Üniversiteye başlamak, yabancı bir ülkeye taşınmak ya da yeni bir çevreye dahil olmak gibi değişiklikler, bireylerin yeni heyecan ve fırsatları deneyimlemesinde büyük rol oynar. Bu deneyimler başlangıçta büyüleyici ve olumlu etkiler yaratsa da zamanla bazı olumsuz duyguları da beraberinde getirir. Yalnızlık, anksiyete ve adaptasyon sorunları bu değişikliklerin en önemli etkileri olarak belirir.

Örneğin, üniversite hem akademik bilgiler edinmemizi sağlayan hem de sosyal ilişkiler kurmamızı ve farklı kültürlerden arkadaşlıklar kurmamıza olanak sağlayan bir kurumdur. Bireylerin bu tür yeni ortamlara uyum sağlayabilmesi için genellikle sosyal olması beklenir. Bu durum, ilk defa üniversite eğitimi almak için başka şehirlerden gelen ya da daha çekingen yapıya sahip olan öğrencileri olumsuz yönde etkileyebilir. Yeni bir ortama uyum sağlama süreci bu anlamda sancılı geçebilir. Ayrıca, üniversite de ilk haftadan arkadaşlıkların hızlıca şekillenmesi ve beraberinde kişiler arası gruplaşmalar gerçekleşmesi de diğer öğrencilerin kendilerini yalnız hissetmesiyle sonuçlanır.

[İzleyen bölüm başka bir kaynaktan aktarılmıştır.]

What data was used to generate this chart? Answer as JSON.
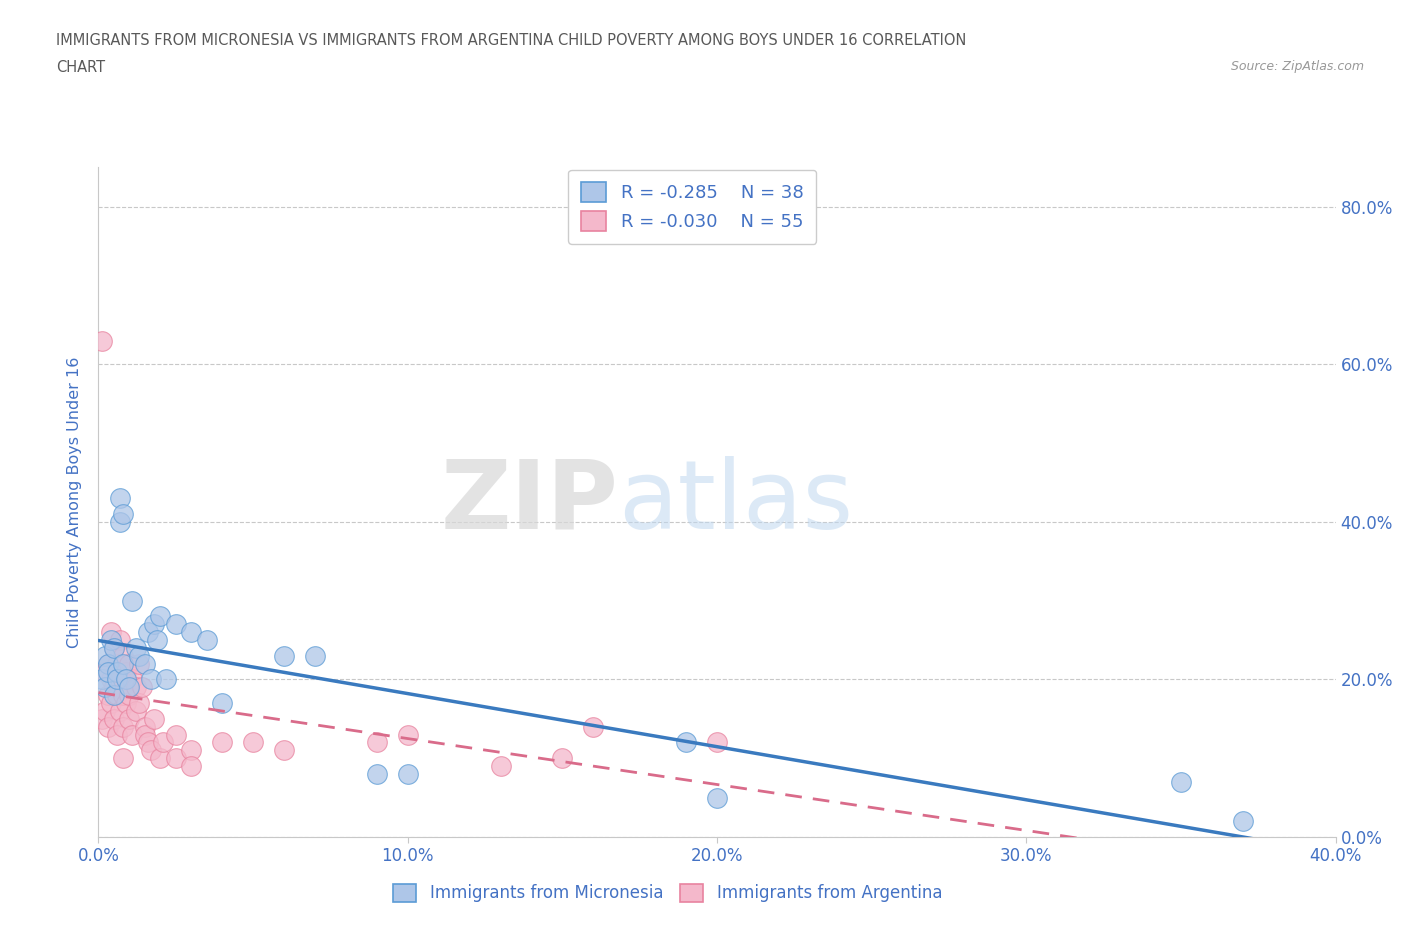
{
  "title_line1": "IMMIGRANTS FROM MICRONESIA VS IMMIGRANTS FROM ARGENTINA CHILD POVERTY AMONG BOYS UNDER 16 CORRELATION",
  "title_line2": "CHART",
  "source_text": "Source: ZipAtlas.com",
  "ylabel": "Child Poverty Among Boys Under 16",
  "x_tick_vals": [
    0.0,
    0.1,
    0.2,
    0.3,
    0.4
  ],
  "x_tick_labels": [
    "0.0%",
    "10.0%",
    "20.0%",
    "30.0%",
    "40.0%"
  ],
  "y_tick_vals": [
    0.0,
    0.2,
    0.4,
    0.6,
    0.8
  ],
  "y_tick_labels": [
    "0.0%",
    "20.0%",
    "40.0%",
    "60.0%",
    "80.0%"
  ],
  "legend_micronesia": "Immigrants from Micronesia",
  "legend_argentina": "Immigrants from Argentina",
  "R_micronesia": -0.285,
  "N_micronesia": 38,
  "R_argentina": -0.03,
  "N_argentina": 55,
  "color_micronesia_fill": "#aec6e8",
  "color_argentina_fill": "#f4b8cb",
  "color_micronesia_edge": "#5b9bd5",
  "color_argentina_edge": "#e8839f",
  "color_micronesia_line": "#3a7abf",
  "color_argentina_line": "#d96b8a",
  "color_text_blue": "#4472c4",
  "color_grid": "#c8c8c8",
  "color_title": "#595959",
  "watermark_zip": "ZIP",
  "watermark_atlas": "atlas",
  "bg_color": "#ffffff",
  "xlim": [
    0.0,
    0.4
  ],
  "ylim": [
    0.0,
    0.85
  ],
  "micronesia_x": [
    0.001,
    0.002,
    0.002,
    0.003,
    0.003,
    0.004,
    0.005,
    0.005,
    0.006,
    0.006,
    0.007,
    0.007,
    0.008,
    0.008,
    0.009,
    0.01,
    0.011,
    0.012,
    0.013,
    0.015,
    0.016,
    0.017,
    0.018,
    0.019,
    0.02,
    0.022,
    0.025,
    0.03,
    0.035,
    0.04,
    0.06,
    0.07,
    0.09,
    0.1,
    0.19,
    0.2,
    0.35,
    0.37
  ],
  "micronesia_y": [
    0.2,
    0.23,
    0.19,
    0.22,
    0.21,
    0.25,
    0.18,
    0.24,
    0.21,
    0.2,
    0.43,
    0.4,
    0.41,
    0.22,
    0.2,
    0.19,
    0.3,
    0.24,
    0.23,
    0.22,
    0.26,
    0.2,
    0.27,
    0.25,
    0.28,
    0.2,
    0.27,
    0.26,
    0.25,
    0.17,
    0.23,
    0.23,
    0.08,
    0.08,
    0.12,
    0.05,
    0.07,
    0.02
  ],
  "argentina_x": [
    0.001,
    0.001,
    0.002,
    0.002,
    0.003,
    0.003,
    0.003,
    0.004,
    0.004,
    0.004,
    0.005,
    0.005,
    0.005,
    0.006,
    0.006,
    0.006,
    0.007,
    0.007,
    0.007,
    0.008,
    0.008,
    0.008,
    0.008,
    0.009,
    0.009,
    0.01,
    0.01,
    0.01,
    0.011,
    0.011,
    0.012,
    0.012,
    0.013,
    0.013,
    0.014,
    0.015,
    0.015,
    0.016,
    0.017,
    0.018,
    0.02,
    0.021,
    0.025,
    0.025,
    0.03,
    0.03,
    0.04,
    0.05,
    0.06,
    0.09,
    0.1,
    0.13,
    0.15,
    0.16,
    0.2
  ],
  "argentina_y": [
    0.63,
    0.15,
    0.21,
    0.16,
    0.18,
    0.22,
    0.14,
    0.26,
    0.2,
    0.17,
    0.24,
    0.19,
    0.15,
    0.22,
    0.18,
    0.13,
    0.25,
    0.2,
    0.16,
    0.23,
    0.18,
    0.14,
    0.1,
    0.21,
    0.17,
    0.22,
    0.18,
    0.15,
    0.2,
    0.13,
    0.19,
    0.16,
    0.22,
    0.17,
    0.19,
    0.14,
    0.13,
    0.12,
    0.11,
    0.15,
    0.1,
    0.12,
    0.13,
    0.1,
    0.11,
    0.09,
    0.12,
    0.12,
    0.11,
    0.12,
    0.13,
    0.09,
    0.1,
    0.14,
    0.12
  ]
}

Öte yandan, yabancı bir ülkeye taşınmak da kişilerin başta çok heyecanlı ve mutlu hissettiği ancak daha sonradan psikolojik olarak zorlandığı ve karmaşık duygular deneyimlediği zor bir süreçtir. Bu süreç bazı kişilerde anksiyete sebep olabilir. Örneğin, ait olunan bir kültürden kopup farklı bir ülkede yaşamak kişileri kaygılı hissettirecek bazı durumlara yol açar. Belirsizlikler, sosyal bağlar kuramamak ya da dil bilmemek gibi etkenler bu kaygılı halin en önemli nedenleridir. Kişinin, yaşamında bu süreçte neler olacağını bilmemesi, kararlarını sorgulaması, yeni düzene alışmaya çalışması gibi kaygılar duygularını olumsuz bir şekilde etkiler. Yeni taşınılan bu ülkenin ana dilini konuşmadaki problemler ya da bu soruna dayalı arkadaş çevresi oluşturamamak da bu sorunlar hep böyle devam edecek gibi görünmesiyle daha da karmaşık bir hale gelir.

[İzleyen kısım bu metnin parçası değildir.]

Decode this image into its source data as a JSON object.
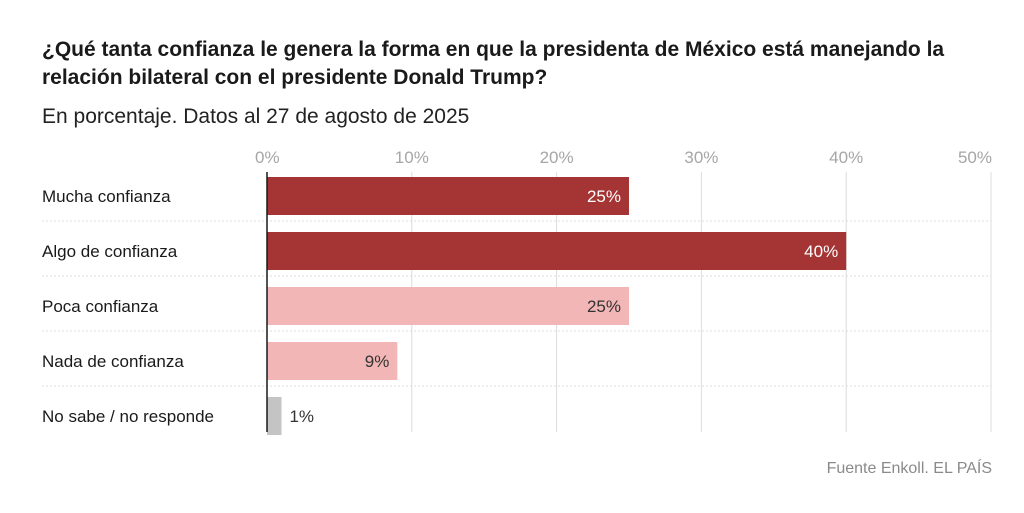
{
  "header": {
    "title": "¿Qué tanta confianza le genera la forma en que la presidenta de México está manejando la relación bilateral con el presidente Donald Trump?",
    "subtitle": "En porcentaje. Datos al 27 de agosto de 2025"
  },
  "footer": {
    "source": "Fuente Enkoll. EL PAÍS"
  },
  "chart_data": {
    "type": "bar",
    "orientation": "horizontal",
    "categories": [
      "Mucha confianza",
      "Algo de confianza",
      "Poca confianza",
      "Nada de confianza",
      "No sabe / no responde"
    ],
    "values": [
      25,
      40,
      25,
      9,
      1
    ],
    "value_labels": [
      "25%",
      "40%",
      "25%",
      "9%",
      "1%"
    ],
    "bar_colors": [
      "#a53434",
      "#a53434",
      "#f2b6b6",
      "#f2b6b6",
      "#c4c4c4"
    ],
    "label_colors": [
      "#ffffff",
      "#ffffff",
      "#333333",
      "#333333",
      "#333333"
    ],
    "xlim": [
      0,
      50
    ],
    "xticks": [
      0,
      10,
      20,
      30,
      40,
      50
    ],
    "xtick_labels": [
      "0%",
      "10%",
      "20%",
      "30%",
      "40%",
      "50%"
    ],
    "grid": true,
    "axis_position": "top"
  }
}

Yeni bir çevreye dahil olmak, yalnızlık, kaygı, uyum sorunu gibi bazı duygusal yükler yaratabilir. Ancak bu duygular sürecin doğal bir parçasıdır. Duygular geçicidir ve kişi, sürece uyum sağlamaya başladığında veya diğer bireylerinde aynı sorunları deneyimlediğini gördüğünde yalnız olmadığını anlar. Yaşanan her bir deneyim, kişilerin psikolojik olarak güçlenmesine yol açar. Kişiler bu duyguları kolayca aşmak için spor ve sanat faaliyetlerine katılabilir, egzersiz yapabilir ya da mindfulness aktiviteleri gerçekleştirebilir. Fakat bazı bireyler duygulardan ve olaylardan diğerlerine kıyasla daha fazla etkilendiği için bu karmaşık duyguların ve sorunların geçiciliğinden ziyade o an deneyimlediği duygusal acıya odaklanırlar. Bireyin kendi hislerini yönetemediği durumda bir uzmana başvurması süreci daha anlamlı ve kolay kılar.

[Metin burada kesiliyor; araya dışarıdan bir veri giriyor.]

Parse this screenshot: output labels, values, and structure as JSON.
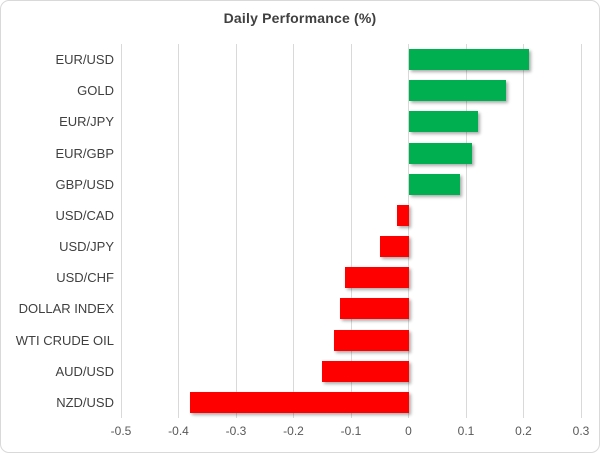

Duygusal iyileşme sürecini spor, yoga, müzik gibi etkinliklerle gerçekleştiremeyen bireyler de bu süreci hızlandırmak adına psikolojik destek ya da terapi desteğine başvurabilir. Bu sayede kişi yaşadığı sorunların önce nedenini anlamlandırır daha sonra bu durumla sağlıklı bir şekilde başa çıkma kabiliyetine ulaşır. Terapi sayesinde kişi probleminin bir sonraki aşamaya ulaşmadan önler ve psikolojik sağlığını uzman yardımıyla korur. Psikolojik destek almak, yeni bir ortama uyum sağlamakta mücadele ederken kişiye güç verir ve yol gösterir.